Most readers can probably recall the popular ad campaign featuring “Smokey the Bear.” It was created in 1944 by the Ad Council, in an attempt to address this issue and to educate and involve the public in a direct way. Unlike most programs enacted to combat problems, this one, at least on the surface, sought to address one of the causes. Utilizing a slogan promoting personal responsibility—“Only You Can Prevent Forest Fires”—this “forest fire prevention campaign has reduced the number of acres lost annually from 22 million to 4 million” (“Forest Fire Prevention – ‘Only You Can Prevent Forest Fires’ (1944 – Present),” aded.org).
While there may have been other such attempts to create public awareness and involvement, this one has been, by far, one of the most visible, vocal and effective. And yet, the problem has not gone away.
What is ultimately the underlying cause of all of these disasters? why are they not going away?
Because human nature—which leads to greed, lust, corruption and a focus on self-interest—has not gone away. God’s Word, the Bible, shows that it will only grow worse as the age continues, with everyone doing what seems “right in his own eyes” (Prov. 21:2). This is why personal conduct continues to descend to lower and lower moral levels. Most people are only concerned with their own happiness, safety and well-being.

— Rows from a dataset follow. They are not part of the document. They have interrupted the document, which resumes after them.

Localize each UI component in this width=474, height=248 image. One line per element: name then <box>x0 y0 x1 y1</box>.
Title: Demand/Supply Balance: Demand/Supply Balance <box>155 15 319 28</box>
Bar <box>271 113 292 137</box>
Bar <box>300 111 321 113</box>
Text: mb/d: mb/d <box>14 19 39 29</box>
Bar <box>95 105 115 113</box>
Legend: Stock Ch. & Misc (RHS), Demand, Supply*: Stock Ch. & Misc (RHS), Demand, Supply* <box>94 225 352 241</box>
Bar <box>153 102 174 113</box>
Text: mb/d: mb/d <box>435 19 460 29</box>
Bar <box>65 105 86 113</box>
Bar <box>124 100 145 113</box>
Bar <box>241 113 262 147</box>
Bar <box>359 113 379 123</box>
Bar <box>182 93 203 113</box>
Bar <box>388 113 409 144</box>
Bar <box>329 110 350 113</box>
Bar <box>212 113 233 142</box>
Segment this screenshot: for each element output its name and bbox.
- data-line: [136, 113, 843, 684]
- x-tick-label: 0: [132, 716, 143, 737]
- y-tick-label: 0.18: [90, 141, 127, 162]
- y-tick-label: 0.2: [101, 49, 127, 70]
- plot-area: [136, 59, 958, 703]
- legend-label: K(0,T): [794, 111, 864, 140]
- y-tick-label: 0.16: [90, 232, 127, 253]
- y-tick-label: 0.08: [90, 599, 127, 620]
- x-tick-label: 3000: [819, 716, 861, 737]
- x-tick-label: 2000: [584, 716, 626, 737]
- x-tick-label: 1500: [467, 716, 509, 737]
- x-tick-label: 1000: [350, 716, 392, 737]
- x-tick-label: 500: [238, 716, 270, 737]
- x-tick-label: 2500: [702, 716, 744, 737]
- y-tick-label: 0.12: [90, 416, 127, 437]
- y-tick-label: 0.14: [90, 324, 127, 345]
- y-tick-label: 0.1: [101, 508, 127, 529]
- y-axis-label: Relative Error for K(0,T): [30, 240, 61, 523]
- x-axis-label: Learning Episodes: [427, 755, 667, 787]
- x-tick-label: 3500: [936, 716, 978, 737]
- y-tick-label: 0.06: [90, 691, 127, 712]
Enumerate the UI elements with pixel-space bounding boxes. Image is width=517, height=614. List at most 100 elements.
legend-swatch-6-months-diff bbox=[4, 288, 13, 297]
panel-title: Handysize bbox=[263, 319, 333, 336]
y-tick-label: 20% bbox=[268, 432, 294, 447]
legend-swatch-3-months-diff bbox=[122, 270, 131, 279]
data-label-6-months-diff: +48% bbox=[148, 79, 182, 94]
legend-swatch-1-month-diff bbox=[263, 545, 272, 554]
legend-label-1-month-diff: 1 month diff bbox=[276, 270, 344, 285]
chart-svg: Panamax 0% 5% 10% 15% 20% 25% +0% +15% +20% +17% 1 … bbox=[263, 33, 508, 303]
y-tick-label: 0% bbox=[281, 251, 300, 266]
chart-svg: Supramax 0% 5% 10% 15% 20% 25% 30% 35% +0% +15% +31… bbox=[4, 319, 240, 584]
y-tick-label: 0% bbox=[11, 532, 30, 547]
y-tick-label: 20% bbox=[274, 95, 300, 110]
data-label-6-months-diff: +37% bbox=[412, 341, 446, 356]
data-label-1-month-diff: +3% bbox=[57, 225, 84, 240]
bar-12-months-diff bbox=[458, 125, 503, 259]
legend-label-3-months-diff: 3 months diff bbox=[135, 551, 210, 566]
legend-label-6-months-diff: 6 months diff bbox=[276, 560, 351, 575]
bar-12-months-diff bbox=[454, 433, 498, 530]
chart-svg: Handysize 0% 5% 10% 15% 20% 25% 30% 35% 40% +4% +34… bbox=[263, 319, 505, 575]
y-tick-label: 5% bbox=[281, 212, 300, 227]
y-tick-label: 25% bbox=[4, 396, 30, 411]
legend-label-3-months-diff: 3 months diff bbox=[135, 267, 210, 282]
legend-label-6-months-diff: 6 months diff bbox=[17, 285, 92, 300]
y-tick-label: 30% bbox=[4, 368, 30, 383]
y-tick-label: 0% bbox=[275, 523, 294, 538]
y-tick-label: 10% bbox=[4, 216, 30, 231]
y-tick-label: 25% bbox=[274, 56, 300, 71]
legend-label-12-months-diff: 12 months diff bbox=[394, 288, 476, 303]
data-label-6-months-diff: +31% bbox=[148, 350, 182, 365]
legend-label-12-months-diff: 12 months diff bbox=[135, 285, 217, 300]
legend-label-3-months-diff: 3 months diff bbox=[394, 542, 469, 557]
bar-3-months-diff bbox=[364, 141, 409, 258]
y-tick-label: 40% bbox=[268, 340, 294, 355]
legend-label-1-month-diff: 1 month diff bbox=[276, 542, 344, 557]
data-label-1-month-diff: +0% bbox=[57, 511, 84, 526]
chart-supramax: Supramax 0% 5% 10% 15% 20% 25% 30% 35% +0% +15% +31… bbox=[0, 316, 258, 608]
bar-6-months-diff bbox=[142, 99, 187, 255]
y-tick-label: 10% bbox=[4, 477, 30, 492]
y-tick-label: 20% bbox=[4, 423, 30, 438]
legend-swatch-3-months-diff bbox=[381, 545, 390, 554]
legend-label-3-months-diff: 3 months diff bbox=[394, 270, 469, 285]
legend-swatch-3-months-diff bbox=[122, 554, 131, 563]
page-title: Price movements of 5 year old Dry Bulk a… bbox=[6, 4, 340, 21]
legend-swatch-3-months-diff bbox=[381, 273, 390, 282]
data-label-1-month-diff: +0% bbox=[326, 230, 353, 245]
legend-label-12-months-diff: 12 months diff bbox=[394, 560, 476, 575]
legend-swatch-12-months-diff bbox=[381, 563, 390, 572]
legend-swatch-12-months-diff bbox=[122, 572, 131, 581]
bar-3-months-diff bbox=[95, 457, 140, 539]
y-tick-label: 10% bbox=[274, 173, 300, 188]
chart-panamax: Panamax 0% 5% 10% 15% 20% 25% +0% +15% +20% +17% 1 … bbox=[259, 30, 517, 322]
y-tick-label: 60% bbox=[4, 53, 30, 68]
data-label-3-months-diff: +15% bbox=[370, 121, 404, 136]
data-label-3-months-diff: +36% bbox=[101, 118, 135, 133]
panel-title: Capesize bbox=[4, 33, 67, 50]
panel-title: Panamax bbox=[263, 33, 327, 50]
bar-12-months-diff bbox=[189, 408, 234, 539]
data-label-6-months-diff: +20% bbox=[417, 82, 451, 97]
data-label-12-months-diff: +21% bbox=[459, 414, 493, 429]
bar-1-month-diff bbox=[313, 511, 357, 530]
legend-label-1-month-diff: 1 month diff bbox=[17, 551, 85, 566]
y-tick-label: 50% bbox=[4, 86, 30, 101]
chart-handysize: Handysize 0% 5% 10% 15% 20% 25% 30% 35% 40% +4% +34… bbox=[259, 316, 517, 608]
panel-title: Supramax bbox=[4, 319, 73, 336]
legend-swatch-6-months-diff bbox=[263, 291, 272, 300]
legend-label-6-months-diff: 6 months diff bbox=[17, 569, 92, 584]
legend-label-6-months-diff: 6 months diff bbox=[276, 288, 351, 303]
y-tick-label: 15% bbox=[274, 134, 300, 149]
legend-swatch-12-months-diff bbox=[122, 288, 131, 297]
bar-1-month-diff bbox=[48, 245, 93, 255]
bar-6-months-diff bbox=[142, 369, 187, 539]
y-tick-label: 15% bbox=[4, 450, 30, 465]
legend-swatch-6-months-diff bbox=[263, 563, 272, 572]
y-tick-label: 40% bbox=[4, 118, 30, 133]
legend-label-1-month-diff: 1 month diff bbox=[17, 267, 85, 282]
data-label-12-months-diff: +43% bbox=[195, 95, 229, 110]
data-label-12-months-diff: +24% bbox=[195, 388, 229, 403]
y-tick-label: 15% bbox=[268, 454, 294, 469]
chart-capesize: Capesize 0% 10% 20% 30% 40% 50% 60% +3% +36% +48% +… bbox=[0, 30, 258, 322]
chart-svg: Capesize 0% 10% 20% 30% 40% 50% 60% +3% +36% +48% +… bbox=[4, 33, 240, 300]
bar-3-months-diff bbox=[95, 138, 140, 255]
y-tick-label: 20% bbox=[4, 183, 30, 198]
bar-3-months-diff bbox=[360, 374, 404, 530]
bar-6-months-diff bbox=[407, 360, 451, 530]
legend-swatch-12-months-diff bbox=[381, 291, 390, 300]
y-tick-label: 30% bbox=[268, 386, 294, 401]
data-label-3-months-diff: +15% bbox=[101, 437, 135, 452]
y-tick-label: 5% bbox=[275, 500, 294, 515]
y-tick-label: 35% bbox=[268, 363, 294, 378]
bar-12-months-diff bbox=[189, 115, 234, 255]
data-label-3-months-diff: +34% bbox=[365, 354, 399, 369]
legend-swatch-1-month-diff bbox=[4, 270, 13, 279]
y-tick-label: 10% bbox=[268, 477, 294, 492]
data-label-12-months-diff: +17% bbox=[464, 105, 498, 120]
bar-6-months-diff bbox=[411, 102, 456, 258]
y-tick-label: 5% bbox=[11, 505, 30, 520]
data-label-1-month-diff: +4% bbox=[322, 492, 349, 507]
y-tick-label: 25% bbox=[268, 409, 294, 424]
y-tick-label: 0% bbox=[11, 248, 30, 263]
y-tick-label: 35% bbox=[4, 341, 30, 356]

However, the Bible speaks of how “heat” will be used to get the world’s attention. Notice: “The Lord shall smite you…with blasting [hot winds bringing scorching (heat)]…And your heaven that is over your head shall be brass [lack of rain], and the earth that is under you shall be iron [rock hard because drought, heat and misuse of soil]” (Deut. 28:22-23).
The many conditions described in this verse are among the results of mankind’s 6,000 years of disobedience to God. They will only escalate as time goes on—culminating in the worst time of trouble that America has ever seen.
The good news is that, before man has totally destroyed the environment, God’s kingdom will be established and the world will learn how to properly manage and care for the earth’s resources God has provided!